We leave the river and rise up close under a band of autumnal cloud over Broken River, and the limestone outcrops on Flock Hill look spooky, draped in trails of mist. Lifting even higher, everyone gasps as we emerge into a different world. The cloud is bright white below us, pierced all around by steep snow-clad mountain peaks, and the sun shines brilliantly from a blue, blue sky. It’s glorious.
And then it gets even better. McCaw drifts down to a gentle landing on the rounded top of Chest Peak. We step out on to rippled snow and ice that glistens in the sunshine.
The air is clear and still. Apart from the red of the Squirrel, and McCaw’s (naturally) black uniform, it’s a world of blue and white, and it’s fabulous. From Mt Cook in the south to the mistobscured Kaiko¯ ura Ranges in the north, it’s mountains all the way.
‘‘Who needs to go to Queenstown?’’ McCaw asks. We agree, smug and excited. ‘‘This is just as good as anything down there, and we’ve got it all to ourselves.’’

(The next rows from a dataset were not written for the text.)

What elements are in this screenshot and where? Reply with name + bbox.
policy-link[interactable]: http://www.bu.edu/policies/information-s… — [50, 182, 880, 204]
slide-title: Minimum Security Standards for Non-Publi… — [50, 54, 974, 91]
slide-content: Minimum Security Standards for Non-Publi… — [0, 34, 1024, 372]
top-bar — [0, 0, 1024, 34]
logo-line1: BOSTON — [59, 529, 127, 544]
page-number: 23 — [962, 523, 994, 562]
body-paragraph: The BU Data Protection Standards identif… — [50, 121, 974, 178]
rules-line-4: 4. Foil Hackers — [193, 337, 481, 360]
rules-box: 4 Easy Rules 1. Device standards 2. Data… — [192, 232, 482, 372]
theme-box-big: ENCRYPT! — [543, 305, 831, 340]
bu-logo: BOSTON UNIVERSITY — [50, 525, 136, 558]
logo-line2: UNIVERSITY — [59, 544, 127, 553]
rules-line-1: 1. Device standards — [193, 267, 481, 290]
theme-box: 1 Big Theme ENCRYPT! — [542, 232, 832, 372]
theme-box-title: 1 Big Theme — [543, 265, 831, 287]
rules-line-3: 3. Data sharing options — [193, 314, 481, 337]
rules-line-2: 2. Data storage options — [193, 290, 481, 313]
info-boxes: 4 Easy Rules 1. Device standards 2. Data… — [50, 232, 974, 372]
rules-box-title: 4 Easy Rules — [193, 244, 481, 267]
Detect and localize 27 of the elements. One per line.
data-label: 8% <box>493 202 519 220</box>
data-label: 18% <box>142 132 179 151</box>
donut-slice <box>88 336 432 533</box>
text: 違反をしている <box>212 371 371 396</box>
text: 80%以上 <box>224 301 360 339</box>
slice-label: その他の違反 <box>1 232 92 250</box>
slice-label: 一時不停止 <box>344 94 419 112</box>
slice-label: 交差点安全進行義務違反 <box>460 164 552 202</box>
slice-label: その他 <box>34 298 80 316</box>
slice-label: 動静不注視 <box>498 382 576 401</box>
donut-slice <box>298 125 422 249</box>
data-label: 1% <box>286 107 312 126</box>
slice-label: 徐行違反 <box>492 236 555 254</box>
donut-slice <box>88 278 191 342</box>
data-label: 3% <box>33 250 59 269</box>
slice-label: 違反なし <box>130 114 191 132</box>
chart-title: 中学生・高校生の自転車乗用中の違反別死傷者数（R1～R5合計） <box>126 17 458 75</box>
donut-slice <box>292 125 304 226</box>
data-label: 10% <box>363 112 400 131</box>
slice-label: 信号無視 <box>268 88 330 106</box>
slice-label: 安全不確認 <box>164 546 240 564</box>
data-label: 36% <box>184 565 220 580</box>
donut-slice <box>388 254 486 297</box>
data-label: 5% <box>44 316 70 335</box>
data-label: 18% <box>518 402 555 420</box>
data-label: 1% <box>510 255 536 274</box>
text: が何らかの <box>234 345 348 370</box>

McCaw is enjoying our delight – he seems pretty pleased to be here himself – and is in no hurry to rush us away. However, he does leave the chopper’s engine going. ‘‘We wouldn’t want to have a problem restarting it,’’ he says.
We reshuffle and take off again. This time I’m in front with McCaw and hardly know where to look: at the mountain dropping away beneath me, the plains rolling towards us, Banks Peninsula emerging from the mist – or McCaw next to me talking numbers and letters to the flight controller at the airport as we cross the runway for a flit over the city.
He points out schools, malls, the university, the stadium, and the Red Zone – now looking very green. We fly over the central business district, and the light catches on the sculptured glass of the new city taking shape: Christchurch will be all right.
Finally, at the airport, comes the parakeet link. Richie’s partner Terry gives an enthusiastic account of how Christchurch Helicopters is, uniquely, working in partnership with the Department of Conservation to preserve the orange-fronted parakeet, a critically-endangered endemic ka¯ ka¯ riki. Once so numerous it was used to stuff mattresses, it’s down to fewer than 300 and found only in Canterbury, in locations so remote they’re accessible only by helicopter.
As well as providing the transport, the company assists with donations to aid the conservation, pest control and breeding operation focused on boosting its numbers, and is keen to raise the public profile of this beautiful and colourful little bird.
McCaw and the parakeet: it’s a winning combination.